First step is to require surrender of electronics at a fixed time, about 1-2hours before scheduled bed time. Second step is to recognize sleep as a productive, “battery charging” moment. Third step is to recognize how serious sleep deprivation is, in the same way anorexia is.
Sleep deprivation is used as a form of torture due to the hell it puts the body and brain through.
When high schools experimented with later start time (9:30 for instance), researchers found encouraging results such as fewer car accidents, and fewer disciplinary incidents in school, as well as more focused students and better academic results.
Yes, sleep deprivation during the teen years is setting them up for physical and mental health issues. I’ve always been a proponent for good sleeping habits for my kids (and myself). When they were preschool age, they were in bed by 7 pm and slept at least 10 hours, usually a bit more, waking sometime around 6 am. In elementary school, bedtime was sometime between 7:30 and 8:00, middle school was 9:00 and then they had to be in their rooms on school nights by 9:30 during high school, no television or other electronics. For the most part, they slept 7.5-8 hours all through their school years.
If they can’t get at least 7.5 hours of sleep every night, they are over-scheduled. Sleep is as important, or more important than down-time, which is something else I advocate for.
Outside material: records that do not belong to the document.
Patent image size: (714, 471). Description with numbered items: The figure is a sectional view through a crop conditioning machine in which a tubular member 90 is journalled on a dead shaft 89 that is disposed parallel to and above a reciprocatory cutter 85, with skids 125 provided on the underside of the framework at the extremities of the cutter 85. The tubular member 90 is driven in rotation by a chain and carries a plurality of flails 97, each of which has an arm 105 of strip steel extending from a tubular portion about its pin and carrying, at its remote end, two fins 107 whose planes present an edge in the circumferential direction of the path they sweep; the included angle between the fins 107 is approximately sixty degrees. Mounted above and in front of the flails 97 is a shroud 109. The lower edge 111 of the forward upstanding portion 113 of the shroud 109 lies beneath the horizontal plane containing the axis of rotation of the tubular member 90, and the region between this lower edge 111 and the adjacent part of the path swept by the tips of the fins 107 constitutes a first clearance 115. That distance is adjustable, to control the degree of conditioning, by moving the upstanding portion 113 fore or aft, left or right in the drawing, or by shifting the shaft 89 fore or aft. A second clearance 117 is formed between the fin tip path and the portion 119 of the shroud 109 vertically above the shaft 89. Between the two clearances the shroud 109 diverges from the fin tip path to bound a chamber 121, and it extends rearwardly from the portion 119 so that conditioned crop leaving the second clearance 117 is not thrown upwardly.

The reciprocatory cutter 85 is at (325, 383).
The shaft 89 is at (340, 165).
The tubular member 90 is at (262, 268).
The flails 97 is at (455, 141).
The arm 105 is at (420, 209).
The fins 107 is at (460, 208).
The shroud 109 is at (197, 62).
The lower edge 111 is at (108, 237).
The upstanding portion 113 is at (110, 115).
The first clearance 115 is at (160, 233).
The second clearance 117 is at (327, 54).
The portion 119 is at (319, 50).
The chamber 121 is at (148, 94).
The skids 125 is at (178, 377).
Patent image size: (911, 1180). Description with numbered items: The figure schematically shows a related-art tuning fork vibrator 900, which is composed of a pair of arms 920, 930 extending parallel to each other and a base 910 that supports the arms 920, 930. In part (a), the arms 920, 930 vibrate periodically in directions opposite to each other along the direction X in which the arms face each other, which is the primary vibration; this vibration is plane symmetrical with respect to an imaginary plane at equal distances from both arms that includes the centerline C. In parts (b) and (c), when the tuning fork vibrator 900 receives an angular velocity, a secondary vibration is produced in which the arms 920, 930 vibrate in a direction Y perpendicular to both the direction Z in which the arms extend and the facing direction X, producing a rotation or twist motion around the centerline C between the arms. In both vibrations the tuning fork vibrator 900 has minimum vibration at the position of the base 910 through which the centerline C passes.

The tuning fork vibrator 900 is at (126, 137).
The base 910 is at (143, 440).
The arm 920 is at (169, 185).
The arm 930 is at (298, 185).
Time management and prioritizing activities goes a long way in helping with both down time and sleep habits.
As the parent of 3 teens, I can certainly sympathize. Add to the mix that middle child, the current senior is like my mom and me: a horrible sleeper. So even when she’s in bed nice and early, she’s likely to be awake far later than she should be.
But as teacher, that first paragraph of the OP stood out: “Yesterday evening I found my son sleeping on the floor near his desk. He had two AP tests this week, 4 hours of sport, a regular test or two, several essays due, had to get up at 6 for some volunteering stuff, and so on. At least the debate season is over, when the kids have to get up around 5am to travel to a competition every Saturday.”
So much of life is about choices, and there were so many choices implied in that paragraph. For example, those 4 hours of sport. A choice. The regular test or two-- probably not assigned the night before, there was time over the weekend to prepare. Likewise the essays-- not assigned the night before, could have been tackled over the weekend. The volunteering could have been put off until the following week when the schedule wasn’t so tight.
I’m not criticizing, honestly. But the OP’s son sounds a lot like that same daughter. She allows herself to get caught behind the 8 ball. She’ll say she can cover someone else’s shift at work, when the correct response should be “Sorry, I can’t. I need to get xyz done.” She’ll volunteer when she can, when perhaps another date would be equally helpful to someone else, but a whole lot easier for her. She’ll enjoy a gorgeous Saturday at the beach, not stopping to think of the cost in terms of the upcoming week’s schedule.
I know they’re teens, and hopefully at some point what we’ve been saying for years will sink in: that she’s a happier person when she’s well rested. And that it’s up to HER to set the parameters where possible so she gets to bed (if not sleep) early enough to keep her relatively well rested.